I, however, do not see any merit in the appellant's learned counsel's restrictive submission that the offence committed by the appellant in causing death of Mohd. Raqib would not amount to Culpable Homicide Not Amounting To Murder, in view of the part played by the appellant in becoming the member of the Unlawful Assembly and proceeding towards the fields of the Complainant party, armed with a sharp edged weapon i.e. knife 13 inches long, which he actually used in hitting Mohd. Raqib at his buttocks severing the major blood vessel in Pelvic Artery and Veins, causing massive hemorrhage, which resulted in his instant death. Causing injuries with a sharp edged weapon of 13 inches length would certainly attribute knowledge to the appellant that the injury caused therewith would result in death.
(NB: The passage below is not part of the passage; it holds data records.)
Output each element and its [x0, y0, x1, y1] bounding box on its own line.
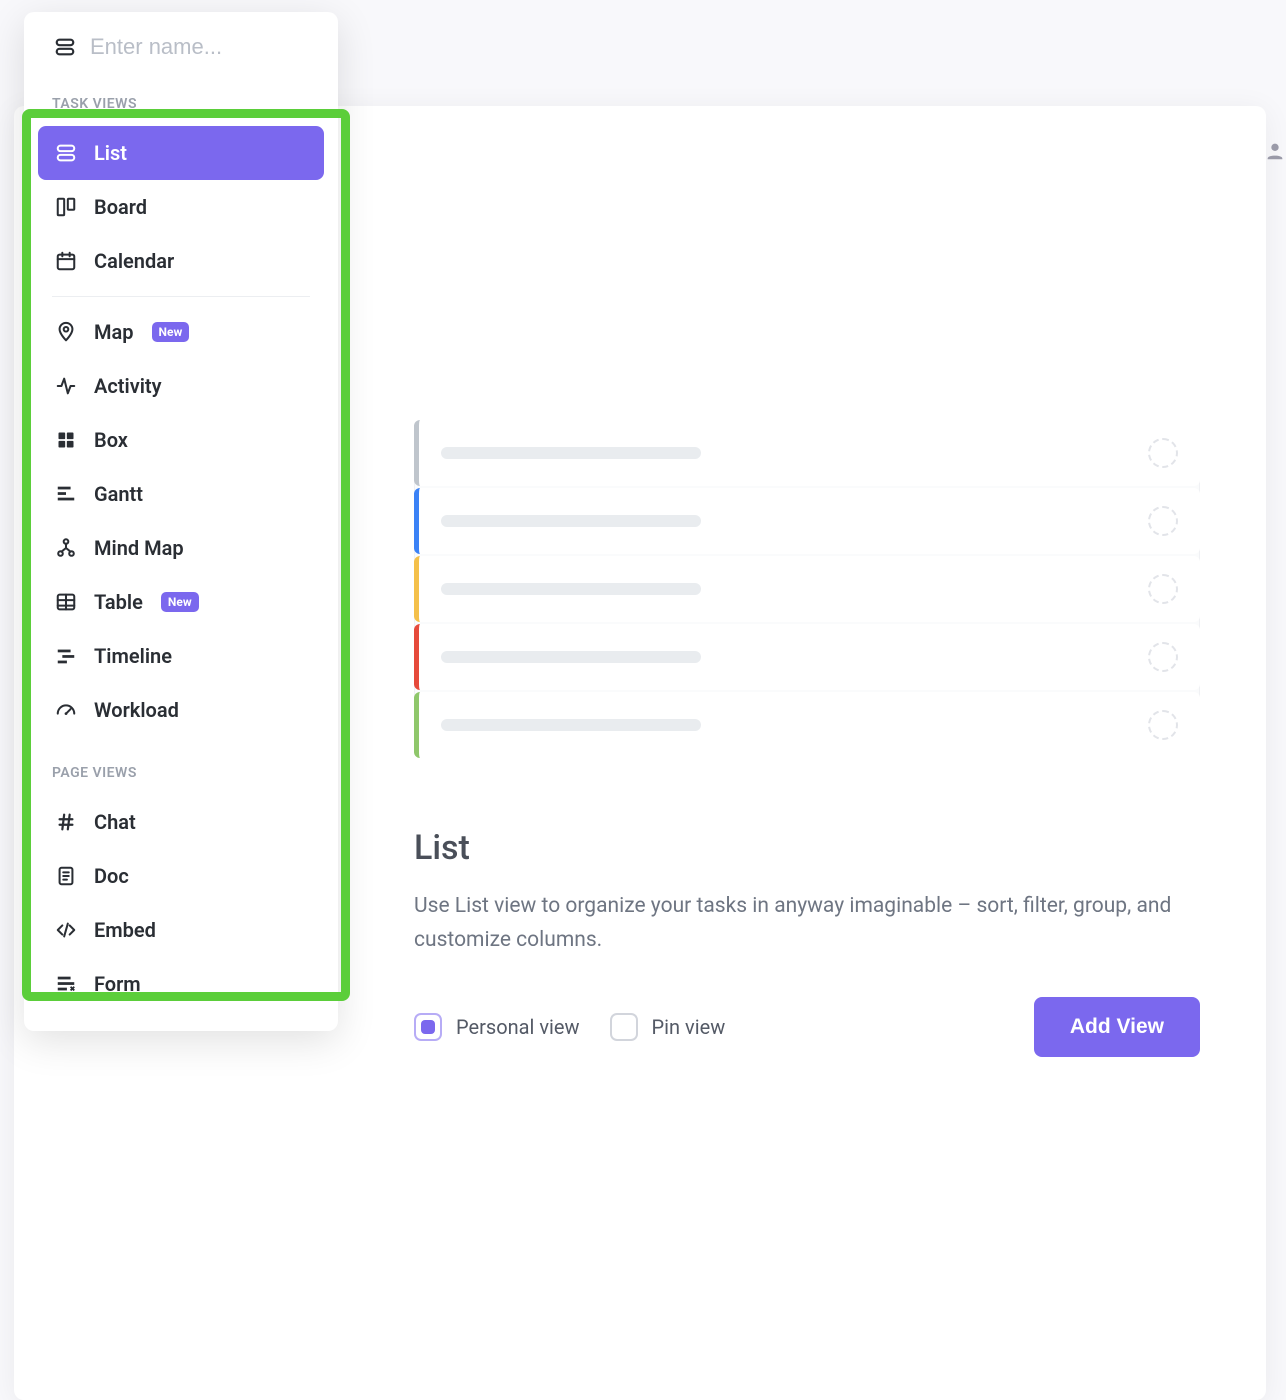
menu-item-label: Timeline — [94, 644, 172, 668]
name-input-row — [24, 12, 338, 82]
pin-view-label: Pin view — [652, 1015, 726, 1039]
box-icon — [54, 428, 78, 452]
activity-icon — [54, 374, 78, 398]
menu-item-label: Chat — [94, 810, 136, 834]
view-picker-panel: TASK VIEWS List Board Calendar Map New Activi… — [24, 12, 338, 1031]
map-icon — [54, 320, 78, 344]
timeline-icon — [54, 644, 78, 668]
task-view-gantt[interactable]: Gantt — [38, 467, 324, 521]
placeholder-bar — [441, 515, 701, 527]
assignee-placeholder-icon — [1148, 438, 1178, 468]
page-views-menu: Chat Doc Embed Form — [24, 791, 338, 1015]
person-icon — [1264, 140, 1286, 162]
task-view-timeline[interactable]: Timeline — [38, 629, 324, 683]
page-view-form[interactable]: Form — [38, 957, 324, 1011]
task-view-calendar[interactable]: Calendar — [38, 234, 324, 288]
new-badge: New — [152, 322, 190, 342]
form-icon — [54, 972, 78, 996]
menu-item-label: Map — [94, 320, 134, 344]
gantt-icon — [54, 482, 78, 506]
task-view-list[interactable]: List — [38, 126, 324, 180]
mindmap-icon — [54, 536, 78, 560]
page-views-label: PAGE VIEWS — [24, 751, 338, 791]
placeholder-bar — [441, 583, 701, 595]
menu-item-label: Workload — [94, 698, 179, 722]
checkbox-checked-icon[interactable] — [414, 1013, 442, 1041]
list-preview — [414, 420, 1200, 758]
list-icon — [54, 141, 78, 165]
menu-item-label: Doc — [94, 864, 129, 888]
task-view-map[interactable]: Map New — [38, 305, 324, 359]
assignee-placeholder-icon — [1148, 506, 1178, 536]
list-icon — [54, 36, 76, 58]
view-detail-panel: List Use List view to organize your task… — [414, 420, 1200, 1057]
pin-view-option[interactable]: Pin view — [610, 1013, 726, 1041]
menu-item-label: Calendar — [94, 249, 174, 273]
task-view-box[interactable]: Box — [38, 413, 324, 467]
placeholder-bar — [441, 719, 701, 731]
personal-view-label: Personal view — [456, 1015, 580, 1039]
page-view-chat[interactable]: Chat — [38, 795, 324, 849]
menu-item-label: Table — [94, 590, 143, 614]
new-badge: New — [161, 592, 199, 612]
placeholder-bar — [441, 447, 701, 459]
assignee-placeholder-icon — [1148, 574, 1178, 604]
task-view-board[interactable]: Board — [38, 180, 324, 234]
view-name-input[interactable] — [90, 34, 314, 60]
personal-view-option[interactable]: Personal view — [414, 1013, 580, 1041]
view-title: List — [414, 828, 1200, 868]
page-view-embed[interactable]: Embed — [38, 903, 324, 957]
embed-icon — [54, 918, 78, 942]
workload-icon — [54, 698, 78, 722]
menu-item-label: Mind Map — [94, 536, 184, 560]
actions-row: Personal view Pin view Add View — [414, 997, 1200, 1057]
page-view-doc[interactable]: Doc — [38, 849, 324, 903]
menu-divider — [52, 296, 310, 297]
add-view-button[interactable]: Add View — [1034, 997, 1200, 1057]
task-views-label: TASK VIEWS — [24, 82, 338, 122]
preview-row — [414, 624, 1200, 690]
task-view-workload[interactable]: Workload — [38, 683, 324, 737]
task-view-table[interactable]: Table New — [38, 575, 324, 629]
chat-icon — [54, 810, 78, 834]
menu-item-label: Activity — [94, 374, 162, 398]
task-views-menu: List Board Calendar Map New Activity Box Gantt M… — [24, 122, 338, 741]
task-view-activity[interactable]: Activity — [38, 359, 324, 413]
preview-row — [414, 692, 1200, 758]
menu-item-label: Gantt — [94, 482, 143, 506]
menu-item-label: Board — [94, 195, 147, 219]
task-view-mind-map[interactable]: Mind Map — [38, 521, 324, 575]
placeholder-bar — [441, 651, 701, 663]
checkbox-icon[interactable] — [610, 1013, 638, 1041]
view-description: Use List view to organize your tasks in … — [414, 890, 1200, 957]
table-icon — [54, 590, 78, 614]
board-icon — [54, 195, 78, 219]
preview-row — [414, 420, 1200, 486]
preview-row — [414, 488, 1200, 554]
menu-item-label: Form — [94, 972, 141, 996]
preview-row — [414, 556, 1200, 622]
menu-item-label: Embed — [94, 918, 156, 942]
menu-item-label: Box — [94, 428, 128, 452]
assignee-placeholder-icon — [1148, 710, 1178, 740]
calendar-icon — [54, 249, 78, 273]
doc-icon — [54, 864, 78, 888]
assignee-placeholder-icon — [1148, 642, 1178, 672]
menu-item-label: List — [94, 141, 127, 165]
Therefore, in the proved facts and circumstances of the case, the appellant is found to have been rightly convicted by under Section 304-II RPC for causing death of Mohd. Raqib by the trial Court. Sentence of Imprisonment of five years awarded by the trial Court to the appellant, being already on the lower side, no interference in the impugned conviction and sentence may be warranted. There is, thus, no merit in the appellant's learned counsel's submission, which is, accordingly, rejected. Finding no merit in the Appeal, it fails and is, therefore, dismissed.